Beit Shearim National Park encompasses the excavated site of a Jewish Roman-era city called Beit Shearim (House of Two Gates) and a complex of Jewish burial caves on the lower hillside. The site is located 20km from Haifa in Lower Galilee. The UNESCO-listed archaeological park is famed for its remarkable necropolis and catacombs that held coffins dating back to the 2nd-5th century AD.
History of Beit Shearim
During the period of the Second Jewish Temple (516BC-70AD) the Jewish high court, the Sanhedrin was headed by Rabbi Yehuda HaNasi (133-220AD) who compiled the Jewish book of oral laws, the Mishnah. Rabbi Yehuda HaNasi lived in the village in Beit Shearim and was buried there. At the time wealthy Jews requested that their remains are buried close to the burial site of Rabbi Yehuda HaNasi and so the burial site grew.
What to See in Beit Shearim
The necropolis encompasses 30 burial caves, mausoleums and sarcophagi. Many of the burial sites are adorned with inscriptions in Aramaic, Palmyrene, Greek, and Hebrew. You can see painted and carved adornments on the coffins and cave walls including the Jewish Menorah candelabra. This is the most extensive ancient Jewish burial site ever uncovered.
On a visit to Beit Shearim National Park, you should see the remains of the ancient synagogue; a basilica built during a later period; oil presses and the statue of Alexander Zaid on the site of the former village. Zaid was part of Bar Giora that went on to become HaShome'er (Watchmen’s’ Guild), a group that dedicated itself to protecting Jewish villages. Also on the hilltop is the burial site of Sheik Abrek marked by a structure with twin domes.
Among the fascinating burial caves, there is a large burial cave that was turned into a cistern during a later period; four burial chambers accessed via a central courtyard and the two-chambered Lulav Cave. The largest of the burial sites is the Cave of the Coffins which held 135 coffins. The large Cave of Rabbi Yehuda HaNasi has a courtyard above-ground with three entrances to the burial caves. There is a circular hike route that will take you past the burial caves and archaeological sites.
Other Israeli UNESCO Sites
The other UNESCO sites in Israel include Masada, Tel Aviv’s Bauhaus architecture, Acre’s Old City, the Baha’i gardens in Haifa and Western Galilee, Beit Guvrin National Park, the Nahal Mearot caves in the Carmel and the biblical tels or mounds of Megiddo, Be’er Sheva and Hatzor which were important points along the ancient incense route.

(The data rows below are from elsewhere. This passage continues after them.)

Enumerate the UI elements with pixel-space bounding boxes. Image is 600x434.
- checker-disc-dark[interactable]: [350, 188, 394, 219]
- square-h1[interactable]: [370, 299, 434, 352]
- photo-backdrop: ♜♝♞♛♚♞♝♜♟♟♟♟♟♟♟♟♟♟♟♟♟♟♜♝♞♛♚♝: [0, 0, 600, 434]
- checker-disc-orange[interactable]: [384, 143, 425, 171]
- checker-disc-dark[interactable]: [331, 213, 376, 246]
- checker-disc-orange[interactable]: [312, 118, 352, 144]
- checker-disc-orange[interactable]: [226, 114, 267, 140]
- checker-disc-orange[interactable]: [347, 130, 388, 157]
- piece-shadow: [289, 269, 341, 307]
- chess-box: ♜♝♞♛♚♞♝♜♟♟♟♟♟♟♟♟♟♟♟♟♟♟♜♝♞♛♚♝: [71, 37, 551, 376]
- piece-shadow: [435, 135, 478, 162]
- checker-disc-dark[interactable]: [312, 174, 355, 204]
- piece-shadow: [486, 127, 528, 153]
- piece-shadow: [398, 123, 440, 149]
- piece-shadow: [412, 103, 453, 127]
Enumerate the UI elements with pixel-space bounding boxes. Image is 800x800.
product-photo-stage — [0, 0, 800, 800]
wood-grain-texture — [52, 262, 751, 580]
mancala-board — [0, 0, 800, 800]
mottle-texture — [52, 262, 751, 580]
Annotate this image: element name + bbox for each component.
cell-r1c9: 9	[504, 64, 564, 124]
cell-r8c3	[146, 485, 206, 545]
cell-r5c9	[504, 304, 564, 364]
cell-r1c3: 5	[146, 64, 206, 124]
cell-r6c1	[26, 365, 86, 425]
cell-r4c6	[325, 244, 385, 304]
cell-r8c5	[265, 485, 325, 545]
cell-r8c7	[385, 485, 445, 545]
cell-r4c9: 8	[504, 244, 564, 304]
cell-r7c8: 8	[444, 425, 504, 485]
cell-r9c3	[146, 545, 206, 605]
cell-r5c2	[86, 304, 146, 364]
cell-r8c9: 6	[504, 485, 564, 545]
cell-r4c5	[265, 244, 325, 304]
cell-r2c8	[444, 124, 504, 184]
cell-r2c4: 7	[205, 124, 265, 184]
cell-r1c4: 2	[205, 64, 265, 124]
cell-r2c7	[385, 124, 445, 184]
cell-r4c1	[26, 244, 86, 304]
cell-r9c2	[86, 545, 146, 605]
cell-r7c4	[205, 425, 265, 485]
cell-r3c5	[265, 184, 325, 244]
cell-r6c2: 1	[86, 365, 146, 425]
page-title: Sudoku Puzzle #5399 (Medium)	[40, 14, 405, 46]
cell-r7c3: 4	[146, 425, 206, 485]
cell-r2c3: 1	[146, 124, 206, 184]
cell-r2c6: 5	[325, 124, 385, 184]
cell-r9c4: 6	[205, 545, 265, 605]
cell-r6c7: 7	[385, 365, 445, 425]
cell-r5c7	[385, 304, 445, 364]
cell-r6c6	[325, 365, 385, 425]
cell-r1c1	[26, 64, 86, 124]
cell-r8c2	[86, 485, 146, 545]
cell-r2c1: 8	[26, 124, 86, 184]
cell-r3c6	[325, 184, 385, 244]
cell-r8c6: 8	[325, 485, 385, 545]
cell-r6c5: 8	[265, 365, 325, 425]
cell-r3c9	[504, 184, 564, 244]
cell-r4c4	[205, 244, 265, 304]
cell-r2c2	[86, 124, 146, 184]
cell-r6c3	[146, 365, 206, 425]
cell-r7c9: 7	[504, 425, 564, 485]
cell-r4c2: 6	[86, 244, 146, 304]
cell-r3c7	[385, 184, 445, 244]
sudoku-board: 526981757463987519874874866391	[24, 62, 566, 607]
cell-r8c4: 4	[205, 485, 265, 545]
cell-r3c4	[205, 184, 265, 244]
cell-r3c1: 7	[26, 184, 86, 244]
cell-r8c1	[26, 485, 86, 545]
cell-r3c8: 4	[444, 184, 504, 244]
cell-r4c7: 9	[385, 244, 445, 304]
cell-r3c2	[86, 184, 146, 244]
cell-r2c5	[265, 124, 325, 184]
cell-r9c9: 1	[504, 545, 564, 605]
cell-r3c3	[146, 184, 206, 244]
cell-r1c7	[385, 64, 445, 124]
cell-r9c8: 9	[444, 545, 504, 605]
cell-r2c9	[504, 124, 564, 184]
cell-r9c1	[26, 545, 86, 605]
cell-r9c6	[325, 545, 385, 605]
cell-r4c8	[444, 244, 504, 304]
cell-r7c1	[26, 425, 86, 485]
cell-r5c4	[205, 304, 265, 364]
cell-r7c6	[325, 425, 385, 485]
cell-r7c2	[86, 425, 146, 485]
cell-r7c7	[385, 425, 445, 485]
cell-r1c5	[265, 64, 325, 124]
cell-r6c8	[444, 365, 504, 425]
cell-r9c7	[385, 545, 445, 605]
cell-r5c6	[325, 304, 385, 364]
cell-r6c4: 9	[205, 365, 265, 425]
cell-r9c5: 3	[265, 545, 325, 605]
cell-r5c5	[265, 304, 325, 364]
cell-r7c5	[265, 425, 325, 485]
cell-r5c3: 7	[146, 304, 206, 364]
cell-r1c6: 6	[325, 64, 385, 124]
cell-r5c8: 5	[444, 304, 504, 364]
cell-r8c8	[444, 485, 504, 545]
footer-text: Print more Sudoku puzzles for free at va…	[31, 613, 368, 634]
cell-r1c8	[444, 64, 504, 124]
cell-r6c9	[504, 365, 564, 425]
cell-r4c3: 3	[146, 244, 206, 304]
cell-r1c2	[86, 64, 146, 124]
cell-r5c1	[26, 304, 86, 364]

Tourists are often surprised that the sites of Jerusalem’s Old City are not listed UNESCO sites. The Church of the Holy Sepulchre, the Western Wall and the Dome of the Rock in particular seem obvious choices for UNESCO status. However due to ongoing discussions between Israel, Palestine and Jordan UNESCO has not yet decided how to categorize the sites and under which nation. Consultations are ongoing and a UNESCO mission to the Old City continues to evaluate the sites which all agree deserve the statues of UNESCO World Heritage Sites.